I have many data frames named repeatably:
df.1 <- data.frame("x"=c(1,2), "y"=2)
df.2 <- data.frame("x"=c(2,4), "y"=4)
df.3 <- data.frame("x"=2, "y"=c(4,5))
All data frames have the same number of rows and columns. I want to bind them, adding a column with the id of the data frame. The id would be the name of the source data frame.
I know I could do this manually:
rbind(data.frame(id = "df.1", df.1),
data.frame(id = "df.2", df.2),
data.frame(id = "df.3", df.3))
But there's a lot of them and their number will change in the future.
I tried writing for loops but they didn't work. I suppose that's because I'm basing them on a list of strings containing data frames' names rather than a list of data frames themselves.
df_names <- ls(pattern = "df.\\d+")
for (i in df_names) {
i$id <- i
i
}
...but I also haven't found any automated way of creating a list of data frames with repeatable names.
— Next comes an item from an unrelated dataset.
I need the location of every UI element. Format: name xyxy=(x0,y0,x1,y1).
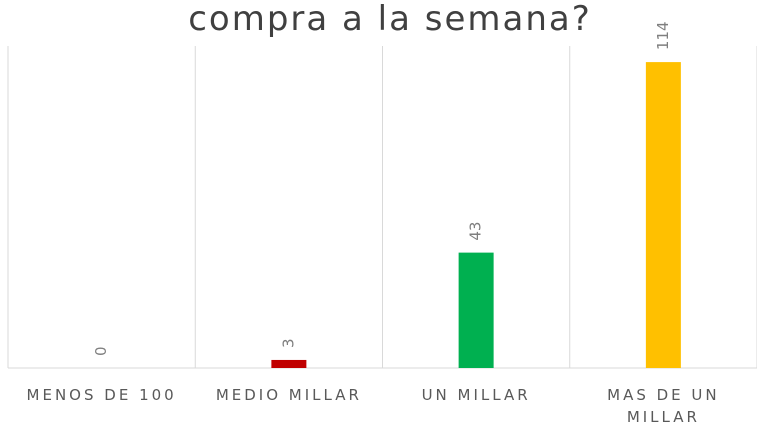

And even if I do, I'm not that sure the for-loop above would work :)
When column-binding, rows are matched by position, so all data frames must have the same number of rows. To match by value, not position, see mutate-joins. Data frame identifier. When .id is supplied, a new column of identifiers is created to link each row to its original data frame. The labels are taken from the named arguments to bind_rows ().
The pictographical representation of column bind operation is shown below. It is simple concatenate of the two or more tables on column wise. Note : The number of rows in two dataframes needs to be same for both cbind () function and bind_cols () function.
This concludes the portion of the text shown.